If $X$ is nonempty separable we can build a Souslin scheme $U_{s}$ such that $U_{\emptyset}=X$, $U_{s}$ open nonempty, $\overline{U}_{s\hat {}i}\subseteq U_{s}$, $U=\bigcup_{i}U_{s\hat {}i}$ and diam$(U_{s}) \leq 2 ^{-length(s)}$ if $s\neq \emptyset$.?
Where a Souslin scheme on a set $X$ is family $(A_{s})_{s \in{\omega^{<\omega} }}$ of subsets of $X$. If $(X,d)$ is a metric space, we say again that $(A_s)$ has vanishing diameter if diam$(A_{x| n })$ as $n\rightarrow{\infty}$, for all $x \in {\mathcal{N}}$. Again, in this case, let $D=\{ x: \bigcap_{n} A_{x|n} \neq 0 \}$ and for $x \in D$, $\{f(x)\}=\bigcap_{n} A_{x|n}$. We call $f:D \to X$ the associated map.
So suppose $(X,d)$ is a separable metric space.
Suppose we have defined $U_s$ for all $s$ with length$(s) = |s| = n$ for some $n \ge 0$. Fix $s$ of length $n$ in $\omega^{<\omega}$, we then have $U_s$ defined already, and this is in itself a separable metric space. For each $x \in U_s$ we take a small ball $B(x,r(x))$ such that $\overline{B(x,r(x))} \subseteq U_s$ and $\operatorname{diam}(B(x,r(x))) \le 2^{-(n+1)}$. This can be done by regularity of $U_s$ and using that the diameter of a ball of radius $r$ is at most $2r$ so we can always choose the radius $r$ small enough.

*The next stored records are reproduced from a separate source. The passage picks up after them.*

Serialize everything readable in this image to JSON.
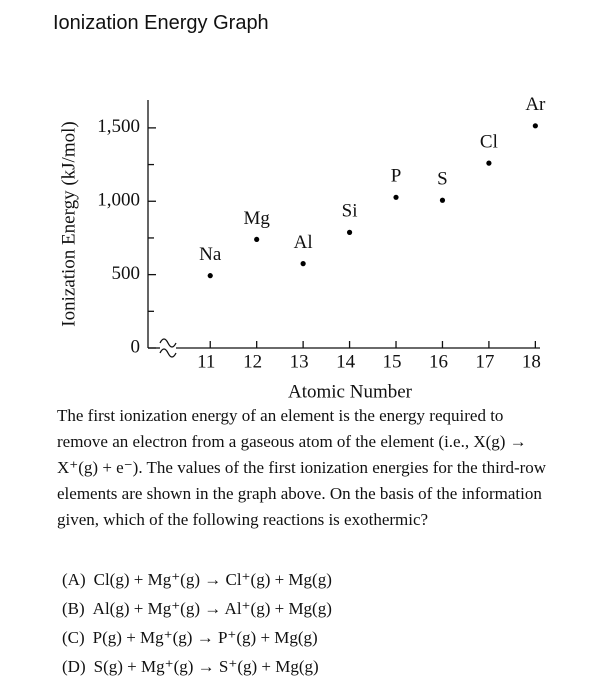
{
  "header": {
    "title": "Ionization Energy Graph"
  },
  "chart_data": {
    "type": "scatter",
    "x_label": "Atomic Number",
    "y_label": "Ionization Energy (kJ/mol)",
    "x": [
      11,
      12,
      13,
      14,
      15,
      16,
      17,
      18
    ],
    "values": [
      493,
      740,
      575,
      788,
      1027,
      1007,
      1260,
      1514
    ],
    "point_labels": [
      "Na",
      "Mg",
      "Al",
      "Si",
      "P",
      "S",
      "Cl",
      "Ar"
    ],
    "color": "#000000",
    "xlim": [
      9.66,
      18.1
    ],
    "ylim": [
      0,
      1690
    ],
    "xticks": [
      11,
      12,
      13,
      14,
      15,
      16,
      17,
      18
    ],
    "yticks": [
      0,
      500,
      {
        "value": 1000,
        "label": "1,000"
      },
      {
        "value": 1500,
        "label": "1,500"
      }
    ],
    "yminorticks": [
      250,
      750,
      1250
    ],
    "axis_break": true
  },
  "question": {
    "text": "The first ionization energy of an element is the energy required to remove an electron from a gaseous atom of the element (i.e., X(g) → X⁺(g) + e⁻). The values of the first ionization energies for the third-row elements are shown in the graph above. On the basis of the information given, which of the following reactions is exothermic?",
    "options": [
      {
        "letter": "(A)",
        "text": "Cl(g) + Mg⁺(g) → Cl⁺(g) + Mg(g)"
      },
      {
        "letter": "(B)",
        "text": "Al(g) + Mg⁺(g) → Al⁺(g) + Mg(g)"
      },
      {
        "letter": "(C)",
        "text": "P(g) + Mg⁺(g) → P⁺(g) + Mg(g)"
      },
      {
        "letter": "(D)",
        "text": "S(g) + Mg⁺(g) → S⁺(g) + Mg(g)"
      }
    ]
  }
}
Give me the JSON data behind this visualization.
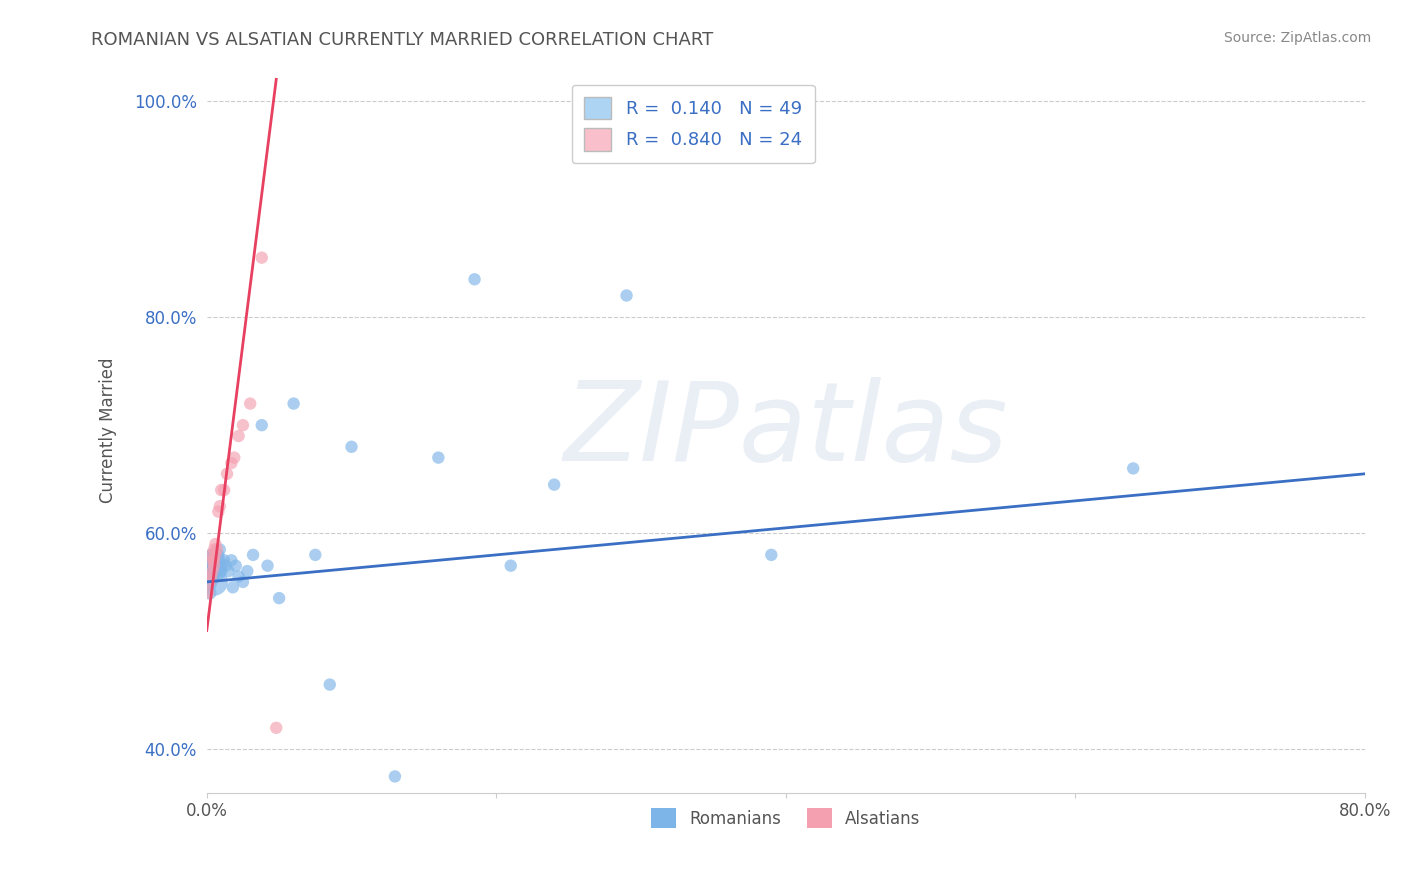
{
  "title": "ROMANIAN VS ALSATIAN CURRENTLY MARRIED CORRELATION CHART",
  "source": "Source: ZipAtlas.com",
  "ylabel": "Currently Married",
  "watermark": "ZIPatlas",
  "xlim": [
    0.0,
    0.8
  ],
  "ylim": [
    0.36,
    1.03
  ],
  "xticks": [
    0.0,
    0.2,
    0.4,
    0.6,
    0.8
  ],
  "xticklabels": [
    "0.0%",
    "",
    "",
    "",
    "80.0%"
  ],
  "yticks": [
    0.4,
    0.6,
    0.8,
    1.0
  ],
  "yticklabels": [
    "40.0%",
    "60.0%",
    "80.0%",
    "100.0%"
  ],
  "romanian_R": 0.14,
  "romanian_N": 49,
  "alsatian_R": 0.84,
  "alsatian_N": 24,
  "romanian_color": "#7EB5E8",
  "alsatian_color": "#F4A0B0",
  "romanian_line_color": "#3A6FC4",
  "alsatian_line_color": "#E84060",
  "legend_box_romanian": "#AED4F4",
  "legend_box_alsatian": "#F9C0CC",
  "background_color": "#ffffff",
  "grid_color": "#cccccc",
  "title_color": "#555555",
  "legend_text_color": "#3A6FC4",
  "romanian_x": [
    0.001,
    0.002,
    0.002,
    0.003,
    0.003,
    0.003,
    0.004,
    0.004,
    0.004,
    0.005,
    0.005,
    0.005,
    0.005,
    0.006,
    0.006,
    0.006,
    0.007,
    0.007,
    0.008,
    0.008,
    0.009,
    0.009,
    0.01,
    0.01,
    0.012,
    0.013,
    0.015,
    0.017,
    0.018,
    0.02,
    0.022,
    0.025,
    0.028,
    0.032,
    0.038,
    0.042,
    0.05,
    0.06,
    0.075,
    0.085,
    0.1,
    0.13,
    0.16,
    0.185,
    0.21,
    0.24,
    0.29,
    0.39,
    0.64
  ],
  "romanian_y": [
    0.555,
    0.575,
    0.545,
    0.565,
    0.57,
    0.58,
    0.56,
    0.57,
    0.56,
    0.555,
    0.565,
    0.575,
    0.58,
    0.565,
    0.575,
    0.57,
    0.58,
    0.565,
    0.57,
    0.58,
    0.575,
    0.585,
    0.57,
    0.565,
    0.575,
    0.57,
    0.565,
    0.575,
    0.55,
    0.57,
    0.56,
    0.555,
    0.565,
    0.58,
    0.7,
    0.57,
    0.54,
    0.72,
    0.58,
    0.46,
    0.68,
    0.375,
    0.67,
    0.835,
    0.57,
    0.645,
    0.82,
    0.58,
    0.66
  ],
  "romanian_sizes": [
    180,
    120,
    100,
    150,
    80,
    80,
    100,
    80,
    80,
    400,
    300,
    200,
    120,
    100,
    80,
    80,
    80,
    80,
    80,
    80,
    80,
    80,
    80,
    80,
    80,
    80,
    80,
    80,
    80,
    80,
    80,
    80,
    80,
    80,
    80,
    80,
    80,
    80,
    80,
    80,
    80,
    80,
    80,
    80,
    80,
    80,
    80,
    80,
    80
  ],
  "alsatian_x": [
    0.001,
    0.002,
    0.003,
    0.003,
    0.004,
    0.004,
    0.005,
    0.005,
    0.005,
    0.006,
    0.006,
    0.007,
    0.008,
    0.009,
    0.01,
    0.012,
    0.014,
    0.017,
    0.019,
    0.022,
    0.025,
    0.03,
    0.038,
    0.048
  ],
  "alsatian_y": [
    0.545,
    0.555,
    0.56,
    0.58,
    0.565,
    0.575,
    0.575,
    0.57,
    0.585,
    0.58,
    0.59,
    0.585,
    0.62,
    0.625,
    0.64,
    0.64,
    0.655,
    0.665,
    0.67,
    0.69,
    0.7,
    0.72,
    0.855,
    0.42
  ],
  "alsatian_sizes": [
    80,
    80,
    80,
    80,
    80,
    80,
    80,
    80,
    80,
    80,
    80,
    80,
    80,
    80,
    80,
    80,
    80,
    80,
    80,
    80,
    80,
    80,
    80,
    80
  ],
  "rom_line_x0": 0.0,
  "rom_line_x1": 0.8,
  "rom_line_y0": 0.555,
  "rom_line_y1": 0.655,
  "als_line_x0": 0.0,
  "als_line_x1": 0.048,
  "als_line_y0": 0.51,
  "als_line_y1": 1.02
}
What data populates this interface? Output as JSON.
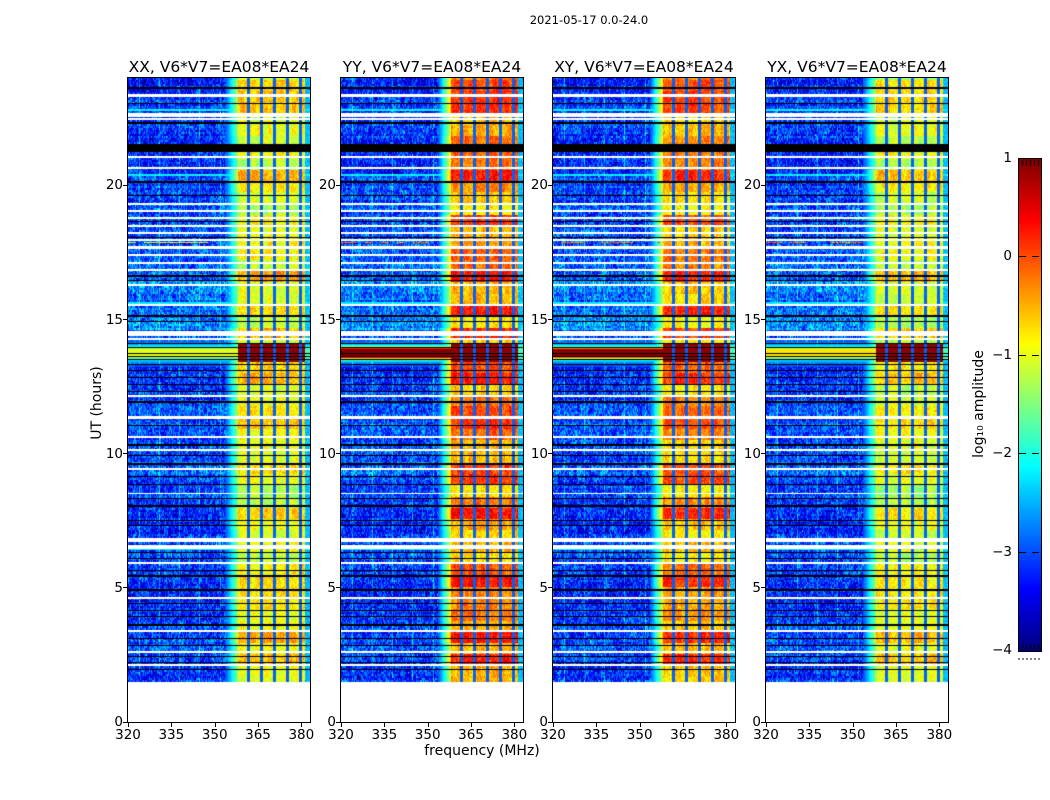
{
  "figure": {
    "suptitle": "2021-05-17 0.0-24.0",
    "background": "#ffffff",
    "text_color": "#000000"
  },
  "chart_data": {
    "type": "heatmap",
    "title": "2021-05-17 0.0-24.0",
    "xlabel": "frequency (MHz)",
    "ylabel": "UT (hours)",
    "x_range": [
      320,
      383
    ],
    "x_ticks": [
      320,
      335,
      350,
      365,
      380
    ],
    "y_range": [
      0,
      24
    ],
    "y_ticks": [
      0,
      5,
      10,
      15,
      20
    ],
    "colormap": "jet",
    "grid": false,
    "colorbar": {
      "label": "log₁₀ amplitude",
      "range": [
        -4,
        1
      ],
      "ticks": [
        1,
        0,
        -1,
        -2,
        -3,
        -4
      ],
      "tick_labels": [
        "1",
        "0",
        "−1",
        "−2",
        "−3",
        "−4"
      ],
      "inner_dash_ticks": [
        0,
        -1,
        -2,
        -3
      ]
    },
    "panels": [
      {
        "title": "XX, V6*V7=EA08*EA24",
        "band_base": -1.05,
        "burst_cap": -1.0,
        "burst_width": 0.1,
        "left_red_cap": -0.9
      },
      {
        "title": "YY, V6*V7=EA08*EA24",
        "band_base": -0.6,
        "burst_cap": 1.0,
        "burst_width": 0.17,
        "left_red_cap": -0.25
      },
      {
        "title": "XY, V6*V7=EA08*EA24",
        "band_base": -0.72,
        "burst_cap": 0.95,
        "burst_width": 0.15,
        "left_red_cap": -0.1
      },
      {
        "title": "YX, V6*V7=EA08*EA24",
        "band_base": -1.12,
        "burst_cap": -0.75,
        "burst_width": 0.11,
        "left_red_cap": -0.15
      }
    ],
    "features": {
      "data_start_ut": 1.5,
      "rfi_band_mhz": [
        358.2,
        381.3
      ],
      "rfi_gap_mhz": [
        361.7,
        366.2,
        370.7,
        375.2,
        379.7
      ],
      "faint_vertical_lines_mhz": [
        323.9,
        330.9,
        337.9,
        344.9,
        351.9
      ],
      "burst": {
        "ut_center": 13.75,
        "ut_halfwidth": 0.33,
        "description": "bright broadband burst near UT 13.7; saturated dark-red blocks inside RFI band on all panels, full-band red in YY and XY"
      },
      "thick_black_band_ut": [
        21.25,
        21.55
      ],
      "white_stripes_ut": [
        [
          23.35,
          0.1
        ],
        [
          22.62,
          0.14
        ],
        [
          22.48,
          0.08
        ],
        [
          21.05,
          0.08
        ],
        [
          20.65,
          0.08
        ],
        [
          19.32,
          0.08
        ],
        [
          19.05,
          0.08
        ],
        [
          18.78,
          0.1
        ],
        [
          18.5,
          0.08
        ],
        [
          18.22,
          0.08
        ],
        [
          17.95,
          0.08
        ],
        [
          17.68,
          0.1
        ],
        [
          17.4,
          0.08
        ],
        [
          17.12,
          0.08
        ],
        [
          16.85,
          0.08
        ],
        [
          16.3,
          0.08
        ],
        [
          15.55,
          0.06
        ],
        [
          14.48,
          0.16
        ],
        [
          14.28,
          0.08
        ],
        [
          12.15,
          0.1
        ],
        [
          11.35,
          0.08
        ],
        [
          10.62,
          0.08
        ],
        [
          10.15,
          0.08
        ],
        [
          9.42,
          0.08
        ],
        [
          8.52,
          0.06
        ],
        [
          6.78,
          0.14
        ],
        [
          6.52,
          0.14
        ],
        [
          5.92,
          0.06
        ],
        [
          4.62,
          0.08
        ],
        [
          3.38,
          0.08
        ],
        [
          2.62,
          0.06
        ],
        [
          2.12,
          0.06
        ]
      ],
      "black_stripes_ut": [
        [
          23.62,
          0.06
        ],
        [
          23.05,
          0.06
        ],
        [
          22.32,
          0.06
        ],
        [
          20.12,
          0.06
        ],
        [
          19.62,
          0.06
        ],
        [
          18.65,
          0.05
        ],
        [
          18.05,
          0.05
        ],
        [
          16.62,
          0.06
        ],
        [
          16.45,
          0.05
        ],
        [
          15.12,
          0.06
        ],
        [
          14.92,
          0.05
        ],
        [
          14.1,
          0.05
        ],
        [
          13.95,
          0.04
        ],
        [
          13.75,
          0.04
        ],
        [
          13.62,
          0.04
        ],
        [
          13.52,
          0.05
        ],
        [
          13.32,
          0.05
        ],
        [
          13.1,
          0.06
        ],
        [
          12.85,
          0.05
        ],
        [
          12.58,
          0.06
        ],
        [
          12.32,
          0.05
        ],
        [
          11.92,
          0.06
        ],
        [
          11.05,
          0.06
        ],
        [
          10.32,
          0.06
        ],
        [
          9.92,
          0.05
        ],
        [
          9.62,
          0.06
        ],
        [
          9.15,
          0.05
        ],
        [
          8.85,
          0.06
        ],
        [
          8.32,
          0.05
        ],
        [
          8.05,
          0.06
        ],
        [
          7.52,
          0.05
        ],
        [
          7.32,
          0.06
        ],
        [
          6.32,
          0.05
        ],
        [
          6.1,
          0.06
        ],
        [
          5.65,
          0.05
        ],
        [
          5.45,
          0.06
        ],
        [
          4.92,
          0.06
        ],
        [
          4.42,
          0.05
        ],
        [
          4.15,
          0.06
        ],
        [
          3.92,
          0.05
        ],
        [
          3.62,
          0.06
        ],
        [
          3.12,
          0.05
        ],
        [
          2.85,
          0.06
        ],
        [
          2.45,
          0.05
        ],
        [
          2.22,
          0.06
        ],
        [
          1.95,
          0.05
        ]
      ],
      "cyan_rows_ut": [
        [
          6.44,
          0.09
        ],
        [
          15.62,
          0.07
        ],
        [
          20.38,
          0.08
        ],
        [
          22.82,
          0.07
        ]
      ],
      "left_red_rows_ut": [
        [
          17.72,
          0.06
        ],
        [
          17.86,
          0.05
        ],
        [
          17.98,
          0.04
        ]
      ]
    }
  }
}
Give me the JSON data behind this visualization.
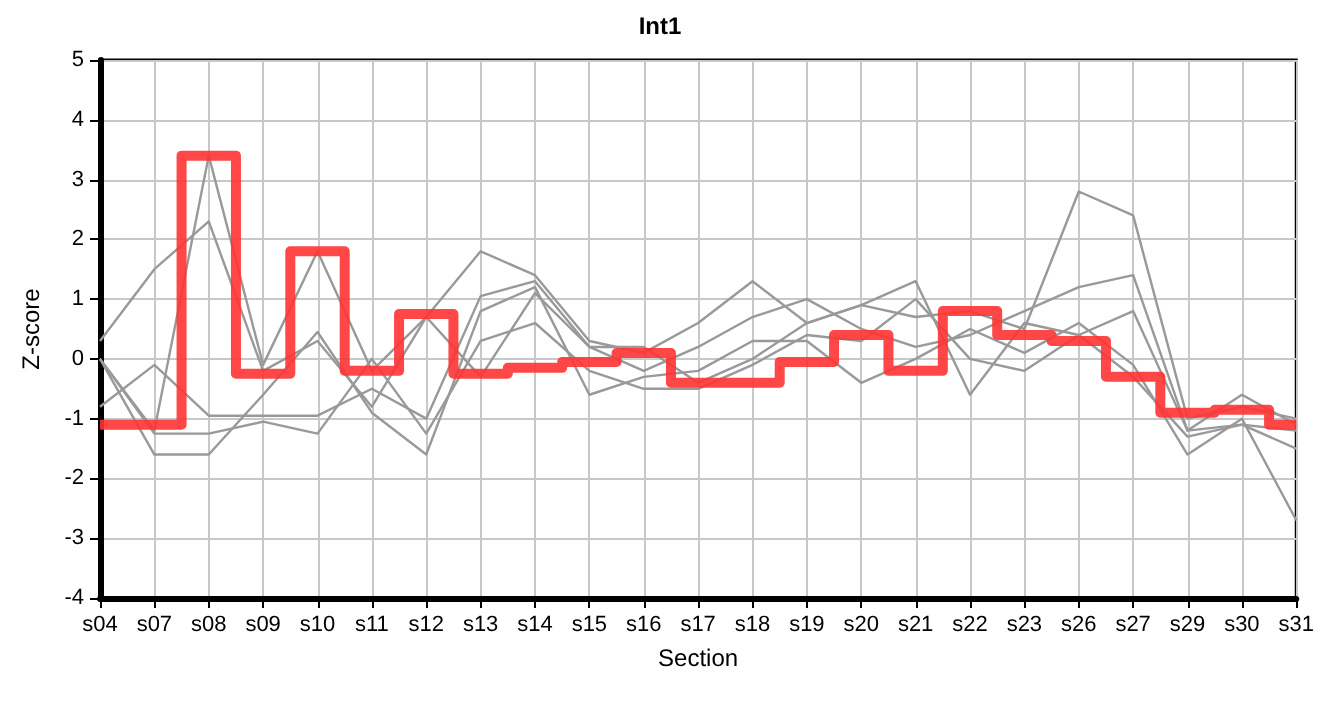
{
  "chart_data": {
    "type": "line",
    "title": "Int1",
    "xlabel": "Section",
    "ylabel": "Z-score",
    "categories": [
      "s04",
      "s07",
      "s08",
      "s09",
      "s10",
      "s11",
      "s12",
      "s13",
      "s14",
      "s15",
      "s16",
      "s17",
      "s18",
      "s19",
      "s20",
      "s21",
      "s22",
      "s23",
      "s26",
      "s27",
      "s29",
      "s30",
      "s31"
    ],
    "series": [
      {
        "color": "#999999",
        "values": [
          0.3,
          1.5,
          2.3,
          -0.2,
          0.3,
          -0.8,
          0.7,
          1.8,
          1.4,
          0.3,
          0.1,
          0.6,
          1.3,
          0.6,
          0.9,
          0.7,
          0.8,
          0.5,
          2.8,
          2.4,
          -1.0,
          -0.8,
          -1.0
        ]
      },
      {
        "color": "#999999",
        "values": [
          0,
          -1.2,
          3.4,
          -0.1,
          1.8,
          -0.2,
          0.7,
          -0.3,
          1.1,
          0.2,
          -0.2,
          0.2,
          0.7,
          1.0,
          0.5,
          0.2,
          0.4,
          0.8,
          1.2,
          1.4,
          -1.2,
          -0.6,
          -1.1
        ]
      },
      {
        "color": "#999999",
        "values": [
          -0.8,
          -0.1,
          -0.95,
          -0.95,
          -0.95,
          -0.5,
          -1.0,
          1.05,
          1.3,
          0.2,
          0.2,
          -0.4,
          0.0,
          0.6,
          0.9,
          1.3,
          -0.6,
          0.6,
          0.4,
          0.8,
          -1.2,
          -1.1,
          -1.5
        ]
      },
      {
        "color": "#999999",
        "values": [
          0,
          -1.6,
          -1.6,
          -0.6,
          0.45,
          -0.9,
          -1.6,
          0.8,
          1.2,
          -0.6,
          -0.3,
          -0.2,
          0.3,
          0.3,
          -0.4,
          0.0,
          0.5,
          0.1,
          0.6,
          -0.1,
          -1.6,
          -1.0,
          -2.7
        ]
      },
      {
        "color": "#999999",
        "values": [
          0.0,
          -1.25,
          -1.25,
          -1.05,
          -1.25,
          0.0,
          -1.25,
          0.3,
          0.6,
          -0.2,
          -0.5,
          -0.5,
          -0.1,
          0.4,
          0.3,
          1.0,
          0.0,
          -0.2,
          0.4,
          -0.3,
          -1.3,
          -1.1,
          -1.2
        ]
      },
      {
        "type": "step",
        "color": "#ff3333",
        "values": [
          -1.1,
          -1.1,
          3.4,
          -0.25,
          1.8,
          -0.2,
          0.75,
          -0.25,
          -0.15,
          -0.05,
          0.1,
          -0.4,
          -0.4,
          -0.05,
          0.4,
          -0.2,
          0.8,
          0.4,
          0.3,
          -0.3,
          -0.9,
          -0.85,
          -1.1
        ]
      }
    ],
    "ylim": [
      -4,
      5
    ],
    "yticks": [
      -4,
      -3,
      -2,
      -1,
      0,
      1,
      2,
      3,
      4,
      5
    ],
    "grid": true,
    "marker": "none"
  }
}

The cover $\{B(x,r): x \in U_s \}$ of $U_s$ has a countable subcover (as a separable metric space is Lindelöf) say $\{B(x_n, r(x_n)): n \in \mathbb{N}\}$. Then define $U_{s||i} = B(x_i, r(x_i))$. This obeys all the requirements: they together cover $U_s$ and we define all $U_t$ with $|t|=n+1$ this way (as these are unique extensions of a sequence of length one less). This defines a Souslin scheme by recursion.